As the second largest luxury goods company in the world, Richemont always gives us an impression of noble and unreachable. However, this luxury group is generated from impoverished land in Africa.
Generated from a cigarette company in South Africa, Richemont successfully shows us the transition from agricultural business based on impoverished areas into a worldwide-leading luxury consumer goods sector. Through Richemont, we could see the vast potential commercial opportunities in Africa.
Born and raised in the small town of Graaff-Reinet in the Eastern Cape, Anton Rupert started manufacturing cigarettes from his garage with a £10 investment in the 1940s. Soon, he established the Rembrandt group and relied on his tobacco business in South Africa, and it became one of the largest tobacco firms in Africa.
In 1988, Rupert’s eldest son, Johann Ruperts, divided the Rembrandt group into two companies—Remegro and Richemont. Remegro is an investment company listed on the Johannesburg Stock Exchange, and it holds properties in various industries, such as the banking, healthcare and industrial sectors. Richemont is a Swiss-based luxury goods company, where Johann Ruperts serves as CEO since 2010.
According to Forbes, the Africa based Remegro is one of the top 10 family businesses in Africa. At the same time, Richemont has been developing rapidly since being divided from Rembrandt. However, the influence of tobacco business has been crucial in it.
Since founded in 1988, in addition to holdings in luxury brands, such as Cartier Monde and Alfred Dunhill, Richemont also acquired Rembrandt’s shares in Rothmans International, a British tobacco manufacturer. In 1993, Richemont separated its tobacco and luxury goods operations into Rothmans Internationa NV/PLC and Vendôme Luxury Group SA/PLC respectively. In 1995, Richemont bought out of Rothmans International minority shareholders, and in the next year, Richemont increased its property by merging its tobacco interests with those in South Africa held by Remegro and holding 67 percent of the enlarged tobacco group. In 1999, after Rothmans International with British American Tobacco, Richemont holds 23.3 percent effective interest in the enlarged British American Tobacco. Although from 2000 to 2006 Richemont had been reducing its effective interest in British American Tobacco from 23.3 to 18.2 percent, its effective interests have increased to 30 percent in 2007 as British American Tobacco’s share buyback programm reduces the overall number of shares in issue.
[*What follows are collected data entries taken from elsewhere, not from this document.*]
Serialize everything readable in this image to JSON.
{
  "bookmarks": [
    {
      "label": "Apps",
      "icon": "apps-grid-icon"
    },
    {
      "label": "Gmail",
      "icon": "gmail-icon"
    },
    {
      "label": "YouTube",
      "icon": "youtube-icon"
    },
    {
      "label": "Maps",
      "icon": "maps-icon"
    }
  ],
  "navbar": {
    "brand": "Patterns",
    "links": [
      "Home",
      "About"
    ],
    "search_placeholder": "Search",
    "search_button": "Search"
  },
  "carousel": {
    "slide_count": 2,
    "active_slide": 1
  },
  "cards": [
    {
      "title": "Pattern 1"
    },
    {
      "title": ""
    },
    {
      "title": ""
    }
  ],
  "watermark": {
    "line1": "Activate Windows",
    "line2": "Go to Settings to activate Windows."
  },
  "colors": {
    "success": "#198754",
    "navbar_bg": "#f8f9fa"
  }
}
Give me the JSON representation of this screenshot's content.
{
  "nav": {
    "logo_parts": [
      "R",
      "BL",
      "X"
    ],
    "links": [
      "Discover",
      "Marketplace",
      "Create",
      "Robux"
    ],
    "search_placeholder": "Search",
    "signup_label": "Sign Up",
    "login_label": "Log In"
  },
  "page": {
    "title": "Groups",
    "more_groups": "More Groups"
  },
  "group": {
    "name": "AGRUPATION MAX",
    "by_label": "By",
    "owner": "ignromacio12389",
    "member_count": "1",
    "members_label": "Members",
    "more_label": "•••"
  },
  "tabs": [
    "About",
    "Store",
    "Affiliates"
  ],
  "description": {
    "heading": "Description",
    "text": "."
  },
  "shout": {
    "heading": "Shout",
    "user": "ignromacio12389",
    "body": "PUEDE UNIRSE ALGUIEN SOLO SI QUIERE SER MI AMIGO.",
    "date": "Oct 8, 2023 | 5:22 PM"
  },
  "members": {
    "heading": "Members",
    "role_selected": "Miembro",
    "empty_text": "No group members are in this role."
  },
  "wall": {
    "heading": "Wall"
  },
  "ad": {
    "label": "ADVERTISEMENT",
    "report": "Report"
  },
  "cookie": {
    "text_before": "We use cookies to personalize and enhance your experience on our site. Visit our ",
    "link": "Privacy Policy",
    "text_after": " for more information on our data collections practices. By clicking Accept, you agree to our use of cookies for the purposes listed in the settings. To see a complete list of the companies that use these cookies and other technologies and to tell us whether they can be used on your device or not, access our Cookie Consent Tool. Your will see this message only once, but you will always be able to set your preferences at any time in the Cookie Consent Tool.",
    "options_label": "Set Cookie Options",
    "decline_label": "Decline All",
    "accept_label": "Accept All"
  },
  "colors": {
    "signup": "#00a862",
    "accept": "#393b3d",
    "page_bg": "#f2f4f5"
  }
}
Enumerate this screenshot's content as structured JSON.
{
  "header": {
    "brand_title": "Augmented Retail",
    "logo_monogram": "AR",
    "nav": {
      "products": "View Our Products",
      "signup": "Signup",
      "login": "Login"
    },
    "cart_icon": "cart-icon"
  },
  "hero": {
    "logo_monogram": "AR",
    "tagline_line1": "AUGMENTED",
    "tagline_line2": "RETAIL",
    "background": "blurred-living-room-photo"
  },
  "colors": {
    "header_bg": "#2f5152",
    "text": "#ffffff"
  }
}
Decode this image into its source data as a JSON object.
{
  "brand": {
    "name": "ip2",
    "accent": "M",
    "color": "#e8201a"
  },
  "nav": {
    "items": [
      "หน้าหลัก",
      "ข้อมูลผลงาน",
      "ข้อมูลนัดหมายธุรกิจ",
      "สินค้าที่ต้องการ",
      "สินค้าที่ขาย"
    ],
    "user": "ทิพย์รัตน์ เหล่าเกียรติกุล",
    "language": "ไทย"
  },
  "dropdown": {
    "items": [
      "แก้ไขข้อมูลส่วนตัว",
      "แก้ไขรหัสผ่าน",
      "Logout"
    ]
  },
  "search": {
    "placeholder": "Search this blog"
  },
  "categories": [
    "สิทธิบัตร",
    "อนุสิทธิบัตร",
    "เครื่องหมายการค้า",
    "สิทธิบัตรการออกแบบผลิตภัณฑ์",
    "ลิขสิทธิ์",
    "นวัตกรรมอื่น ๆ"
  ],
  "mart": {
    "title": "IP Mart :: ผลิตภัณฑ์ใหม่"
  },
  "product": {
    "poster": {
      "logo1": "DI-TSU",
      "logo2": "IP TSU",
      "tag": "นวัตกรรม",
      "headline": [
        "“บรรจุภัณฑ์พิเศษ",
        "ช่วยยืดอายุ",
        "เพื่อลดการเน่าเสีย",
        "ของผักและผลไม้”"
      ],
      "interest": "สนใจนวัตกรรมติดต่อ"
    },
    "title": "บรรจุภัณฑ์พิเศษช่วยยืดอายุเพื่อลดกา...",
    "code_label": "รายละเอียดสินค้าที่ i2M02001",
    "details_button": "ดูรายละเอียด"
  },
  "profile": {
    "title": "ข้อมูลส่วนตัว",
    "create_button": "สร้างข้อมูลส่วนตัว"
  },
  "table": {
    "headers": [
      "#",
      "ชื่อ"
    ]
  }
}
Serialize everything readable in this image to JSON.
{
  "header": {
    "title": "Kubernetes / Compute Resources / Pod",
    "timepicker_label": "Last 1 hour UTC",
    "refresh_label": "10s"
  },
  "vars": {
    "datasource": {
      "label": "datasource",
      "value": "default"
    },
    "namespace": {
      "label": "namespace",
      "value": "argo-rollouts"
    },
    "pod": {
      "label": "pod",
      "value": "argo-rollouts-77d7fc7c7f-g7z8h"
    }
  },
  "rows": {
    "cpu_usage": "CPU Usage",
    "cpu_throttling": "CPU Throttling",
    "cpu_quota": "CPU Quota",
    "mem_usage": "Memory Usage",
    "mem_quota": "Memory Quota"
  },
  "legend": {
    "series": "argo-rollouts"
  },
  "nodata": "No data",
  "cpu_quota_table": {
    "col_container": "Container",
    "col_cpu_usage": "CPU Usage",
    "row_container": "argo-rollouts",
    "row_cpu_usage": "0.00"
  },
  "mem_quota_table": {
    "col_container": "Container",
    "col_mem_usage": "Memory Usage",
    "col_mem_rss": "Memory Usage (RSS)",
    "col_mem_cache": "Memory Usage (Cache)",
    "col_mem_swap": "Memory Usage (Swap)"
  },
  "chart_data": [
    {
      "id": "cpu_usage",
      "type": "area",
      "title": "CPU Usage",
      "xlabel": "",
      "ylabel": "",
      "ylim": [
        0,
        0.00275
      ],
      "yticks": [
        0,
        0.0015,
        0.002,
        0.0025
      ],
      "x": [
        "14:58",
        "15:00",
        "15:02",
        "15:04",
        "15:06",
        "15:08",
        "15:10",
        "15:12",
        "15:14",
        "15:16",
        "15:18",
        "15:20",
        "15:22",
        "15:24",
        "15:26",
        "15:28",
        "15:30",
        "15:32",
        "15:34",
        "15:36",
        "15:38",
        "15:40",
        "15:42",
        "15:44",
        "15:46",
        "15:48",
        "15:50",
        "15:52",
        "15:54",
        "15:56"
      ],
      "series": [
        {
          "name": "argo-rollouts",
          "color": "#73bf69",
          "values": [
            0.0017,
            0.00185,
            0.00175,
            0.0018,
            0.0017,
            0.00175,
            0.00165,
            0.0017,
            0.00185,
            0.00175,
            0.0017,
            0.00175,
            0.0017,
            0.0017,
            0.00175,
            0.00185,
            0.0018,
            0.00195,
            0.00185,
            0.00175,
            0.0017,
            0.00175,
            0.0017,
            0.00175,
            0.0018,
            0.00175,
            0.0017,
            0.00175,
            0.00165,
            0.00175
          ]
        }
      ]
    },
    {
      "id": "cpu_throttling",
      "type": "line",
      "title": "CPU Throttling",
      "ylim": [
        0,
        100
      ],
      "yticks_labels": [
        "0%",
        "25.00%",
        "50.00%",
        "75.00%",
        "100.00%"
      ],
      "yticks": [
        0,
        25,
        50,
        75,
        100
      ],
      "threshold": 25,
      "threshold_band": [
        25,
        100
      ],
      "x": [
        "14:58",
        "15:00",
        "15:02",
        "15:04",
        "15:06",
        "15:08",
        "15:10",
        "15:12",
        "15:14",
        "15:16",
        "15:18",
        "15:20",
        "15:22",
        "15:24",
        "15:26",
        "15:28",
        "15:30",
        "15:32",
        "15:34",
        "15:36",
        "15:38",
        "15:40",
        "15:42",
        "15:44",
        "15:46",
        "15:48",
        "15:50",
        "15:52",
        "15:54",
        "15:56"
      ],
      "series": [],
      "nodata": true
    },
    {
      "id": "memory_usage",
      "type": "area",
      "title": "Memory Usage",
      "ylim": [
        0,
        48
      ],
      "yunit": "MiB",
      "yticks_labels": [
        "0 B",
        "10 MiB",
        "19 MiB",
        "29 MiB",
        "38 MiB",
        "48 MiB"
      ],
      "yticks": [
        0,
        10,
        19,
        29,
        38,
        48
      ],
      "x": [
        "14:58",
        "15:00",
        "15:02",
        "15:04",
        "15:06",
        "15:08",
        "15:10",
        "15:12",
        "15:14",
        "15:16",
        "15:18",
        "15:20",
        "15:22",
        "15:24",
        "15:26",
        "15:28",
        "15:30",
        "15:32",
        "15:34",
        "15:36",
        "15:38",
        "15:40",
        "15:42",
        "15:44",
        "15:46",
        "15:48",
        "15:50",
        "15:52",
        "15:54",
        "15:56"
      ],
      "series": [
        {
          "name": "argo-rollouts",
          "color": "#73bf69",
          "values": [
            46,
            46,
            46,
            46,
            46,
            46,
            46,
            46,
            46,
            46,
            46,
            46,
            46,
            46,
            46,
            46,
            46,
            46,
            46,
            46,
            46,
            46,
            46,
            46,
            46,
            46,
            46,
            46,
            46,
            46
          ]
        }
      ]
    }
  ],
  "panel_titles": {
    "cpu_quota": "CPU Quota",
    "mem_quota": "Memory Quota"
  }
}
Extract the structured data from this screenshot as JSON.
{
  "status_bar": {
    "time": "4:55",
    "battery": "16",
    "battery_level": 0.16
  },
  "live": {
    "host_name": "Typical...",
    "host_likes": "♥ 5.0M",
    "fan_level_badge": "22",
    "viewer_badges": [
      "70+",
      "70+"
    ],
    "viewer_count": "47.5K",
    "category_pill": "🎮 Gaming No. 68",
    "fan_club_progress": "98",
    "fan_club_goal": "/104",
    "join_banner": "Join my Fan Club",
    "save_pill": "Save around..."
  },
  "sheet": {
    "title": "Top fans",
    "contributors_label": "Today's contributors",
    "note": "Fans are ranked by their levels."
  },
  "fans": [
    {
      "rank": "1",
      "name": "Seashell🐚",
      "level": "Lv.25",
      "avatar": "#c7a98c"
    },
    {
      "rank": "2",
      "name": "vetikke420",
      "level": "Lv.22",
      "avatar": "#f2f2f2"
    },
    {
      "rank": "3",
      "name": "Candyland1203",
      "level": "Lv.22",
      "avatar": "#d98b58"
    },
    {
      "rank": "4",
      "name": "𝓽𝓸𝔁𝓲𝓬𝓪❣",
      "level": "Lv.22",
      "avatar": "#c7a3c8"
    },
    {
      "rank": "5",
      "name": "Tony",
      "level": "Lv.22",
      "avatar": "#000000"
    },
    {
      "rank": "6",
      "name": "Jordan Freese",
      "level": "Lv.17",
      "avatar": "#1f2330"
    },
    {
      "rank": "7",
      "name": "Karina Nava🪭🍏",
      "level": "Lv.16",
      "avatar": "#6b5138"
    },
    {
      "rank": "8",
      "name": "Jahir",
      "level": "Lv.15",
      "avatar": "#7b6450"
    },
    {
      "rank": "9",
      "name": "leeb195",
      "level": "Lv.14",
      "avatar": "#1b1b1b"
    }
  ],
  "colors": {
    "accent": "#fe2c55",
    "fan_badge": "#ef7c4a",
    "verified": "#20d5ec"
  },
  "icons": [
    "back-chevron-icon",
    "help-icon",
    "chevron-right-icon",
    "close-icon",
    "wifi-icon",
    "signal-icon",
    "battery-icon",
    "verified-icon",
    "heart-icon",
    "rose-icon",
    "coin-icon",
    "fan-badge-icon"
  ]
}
Recently, Richemont belongs to the luxury consumer goods sector, whose business includes jewelry, fine watchmaking and premium accessories. Its “Jewellery Maisons,” which produces high jewelry and jewlry watches, mainly includes Cartier and Van Cleef & Arpels, which lead the global branded jewelry sector. Its eight specialist watchmakers are concentrated in Switzerland and are the most renowned in the fine watchmaking industry. In addition, 30 percent of Richemont is in the industry of premium accessories, including writing instruments, leather goods and fashion.
Nowadays, Richemont is the second largest luxury goods company worldwide. Regarding the developmental history of its business, Africa has always been the backup for its luxury consumer goods sector. Thus, Richemont demonstrates the possibility of transition from poverty to luxury, and it shows us vast commercial opportunity in the land of Africa.